Spécial invité : « la fuite de l’intelligentsia de la Guadeloupe et de la Martinique »

J’ai lancé cette rubrique Spécial invité, afin que d’autres voix que la mienne puissent s’exprimer, parce que je crois en la pluralité des points de vue comme source riche de réflexion. Il y a quelques semaines, j’ai publié un texte de Michelle Martineau, qui a suscité un bel intérêt. Elle m’en a envoyé un autre, sur un sujet différent, mais également intéressant. Je ne pouvais que le publier. Le voici donc.

Guadeloupe ou Karukera, îles aux belles eaux, ma maison, mes racines. Maison que j’ai dû quitter en 2015 pour poursuivre mes études à l’étranger, au Canada. Bien sûr, une nouvelle aventure commence, mais j’ai laissé derrière moi ma famille, mes amis, mes racines.

Karukera. J’ai dû la quitter parce que mes projets professionnels n’étaient plus adaptés au « pays ». Comme je détenais une maitrise en droit à l’époque, il m’a été affirmé que je possédais trop de diplômes pour pouvoir rester en Guadeloupe : la surqualification. J’ai bataillé pendant près de deux ans dans l’espoir de trouver un emploi afin d’apporter ma pierre à l’édifice dans le paysage économique et social de ma chère Guadeloupe. Les désillusions ne se sont pas faites attendre.

Rendez-vous sur rendez-vous à Pôle emploi. Une conseillère de cette institution m’a soutenu que mon projet de partir faire des études au Canada relevait de l’utopie. Quelques mois plus tard, à ma plus grande joie, j’ai été acceptée et j’ai décidé de partir. Aller simple vers Montréal.

Montréal

Ce récit n’est pas un cas unique. De nombreux Guadeloupéens et Martiniquais, le font chaque année : c’est la fuite des cerveaux. Dès l’obtention du Bac ou après une licence, partir vers d’autres horizons constitue certes un choix, mais de plus en plus une nécessité. Je fais partie de cette jeunesse qui a eu la possibilité de partir loin et de réaliser ses rêves, mais qu’en est-il de la jeunesse restée à bord ?

Dans une société antillaise où le taux de chômage est supérieur à celui de l’Hexagone, un jeune antillais diplômé se voit presque dans l’obligation de partir, parce qu’il n’y a rien au « pays », parce que le « pays » n’a plus rien à offrir.

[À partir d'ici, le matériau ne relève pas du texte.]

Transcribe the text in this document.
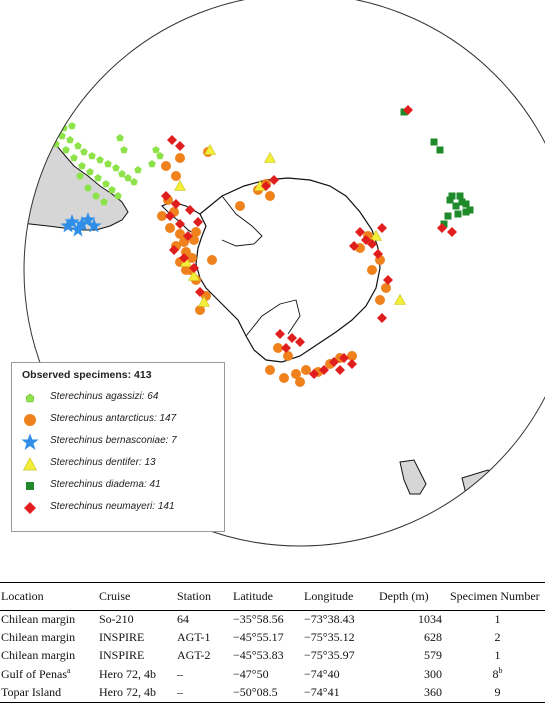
Observed specimens: 413
Sterechinus agassizi: 64
Sterechinus antarcticus: 147
Sterechinus bernasconiae: 7
Sterechinus dentifer: 13
Sterechinus diadema: 41
Sterechinus neumayeri: 141
Location	Cruise	Station	Latitude	Longitude	Depth (m)	Specimen Number
Chilean margin	So-210	64	−35°58.56	−73°38.43	1034	1
Chilean margin	INSPIRE	AGT-1	−45°55.17	−75°35.12	628	2
Chilean margin	INSPIRE	AGT-2	−45°53.83	−75°35.97	579	1
Gulf of Penas$^a$	Hero 72, 4b	–	−47°50	−74°40	300	8$^b$
Topar Island	Hero 72, 4b	–	−50°08.5	−74°41	360	9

Peut-on alors parler de génocide par substitution 2.0 ? Les différentes politiques adoptées durant le cours de ces dernières décennies ne semblent pas avoir réglé le problème. Au contraire, la jeunesse antillaise est de plus en plus tentée de s’expatrier, de quitter sa chère terre natale.

En écrivant ce billet, je ne tiens absolument pas à adopter un discours pessimiste. Mais il s’agit d’établir une pensée constructiviste, car, dans toute difficulté, l’espoir n’est jamais très loin. Il convient toutefois de tendre le miroir aux politiques publiques pour prendre conscience de la réalité du terrain. Les Antilles se vident de ses têtes pensantes pour différentes raisons qui ne sont de ma portée, seuls les hommes politiques détiennent les réponses.

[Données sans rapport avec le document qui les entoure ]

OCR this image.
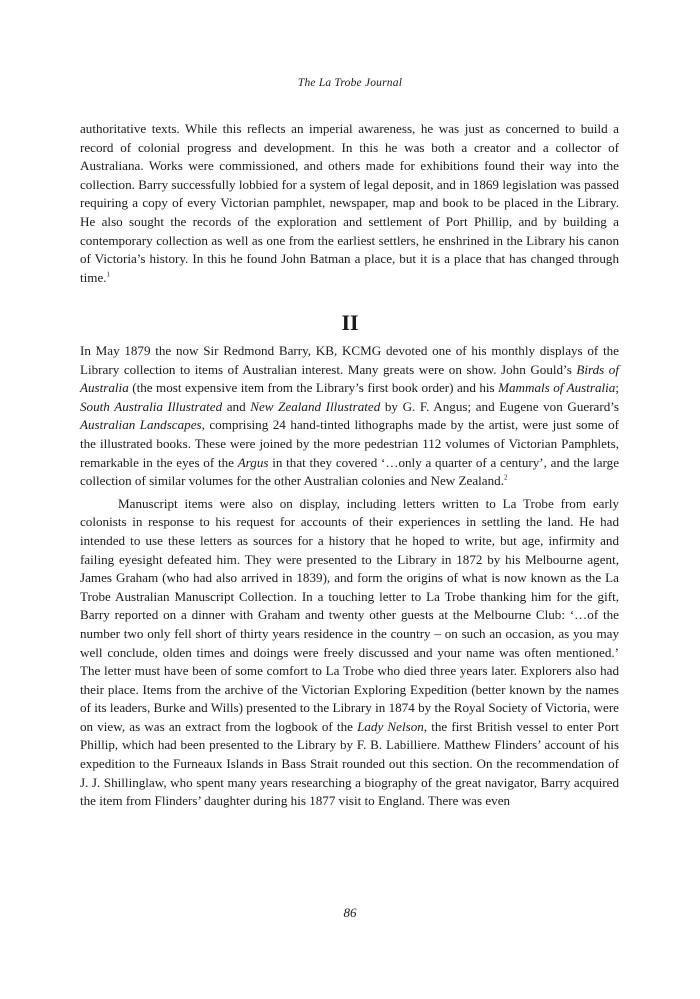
The La Trobe Journal

authoritative texts. While this reflects an imperial awareness, he was just as concerned to build a record of colonial progress and development. In this he was both a creator and a collector of Australiana. Works were commissioned, and others made for exhibitions found their way into the collection. Barry successfully lobbied for a system of legal deposit, and in 1869 legislation was passed requiring a copy of every Victorian pamphlet, newspaper, map and book to be placed in the Library. He also sought the records of the exploration and settlement of Port Phillip, and by building a contemporary collection as well as one from the earliest settlers, he enshrined in the Library his canon of Victoria’s history. In this he found John Batman a place, but it is a place that has changed through time.$^1$

II

In May 1879 the now Sir Redmond Barry, KB, KCMG devoted one of his monthly displays of the Library collection to items of Australian interest. Many greats were on show. John Gould’s Birds of Australia (the most expensive item from the Library’s first book order) and his Mammals of Australia; South Australia Illustrated and New Zealand Illustrated by G. F. Angus; and Eugene von Guerard’s Australian Landscapes, comprising 24 hand-tinted lithographs made by the artist, were just some of the illustrated books. These were joined by the more pedestrian 112 volumes of Victorian Pamphlets, remarkable in the eyes of the Argus in that they covered ‘…only a quarter of a century’, and the large collection of similar volumes for the other Australian colonies and New Zealand.$^2$

Manuscript items were also on display, including letters written to La Trobe from early colonists in response to his request for accounts of their experiences in settling the land. He had intended to use these letters as sources for a history that he hoped to write, but age, infirmity and failing eyesight defeated him. They were presented to the Library in 1872 by his Melbourne agent, James Graham (who had also arrived in 1839), and form the origins of what is now known as the La Trobe Australian Manuscript Collection. In a touching letter to La Trobe thanking him for the gift, Barry reported on a dinner with Graham and twenty other guests at the Melbourne Club: ‘…of the number two only fell short of thirty years residence in the country – on such an occasion, as you may well conclude, olden times and doings were freely discussed and your name was often mentioned.’ The letter must have been of some comfort to La Trobe who died three years later. Explorers also had their place. Items from the archive of the Victorian Exploring Expedition (better known by the names of its leaders, Burke and Wills) presented to the Library in 1874 by the Royal Society of Victoria, were on view, as was an extract from the logbook of the Lady Nelson, the first British vessel to enter Port Phillip, which had been presented to the Library by F. B. Labilliere. Matthew Flinders’ account of his expedition to the Furneaux Islands in Bass Strait rounded out this section. On the recommendation of J. J. Shillinglaw, who spent many years researching a biography of the great navigator, Barry acquired the item from Flinders’ daughter during his 1877 visit to England. There was even

86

Toutefois, avec ce miroir et cette prise de conscience, un véritable travail de reconstruction en faveur de la jeunesse antillaise est possible. Ce retour au pays natal que souhaitent certains jeunes peut se concrétiser. Il faut juste entendre une bonne fois pour toutes les désidératas de cette jeunesse qui ne cherche qu’à porter son « pays » au sommet. On dit souvent que l’herbe y est plus verte ailleurs, mais il suffirait de retirer les mauvaises herbes qui se sont accumulées dans notre jardin créole ; car en dessous, se cache un potentiel que nul ne peut ignorer. La jeunesse antillaise est porteuse d’espoir et de plus-value tant sur le plan politique, économique que culturel.

Bien entendu, établir des réformes sur une longue durée serait plus que bénéfique pour cette jeunesse qui souhaite rentrer au pays natal, mais aussi pour celle dont l’envie de quitter sa terre mère ne s’est pas encore manifestée.

Je ne veux pas croire en une deuxième forme de génocide par substitution comme ce fut le cas avec le Bumidom, parce que tout simplement je sais que des solutions sont possibles.

Je sais qu’aux Antilles, de meilleurs lendemains sont possibles. Cela prendra du temps peut-être, un changement de mentalité sera peut-être nécessaire, une prise de conscience sera vitale. En étant « tèt kolé », tout est possible.

Le devenir des Antilles dépend de cette intelligentsia antillaise et nul ne peut l’ignorer.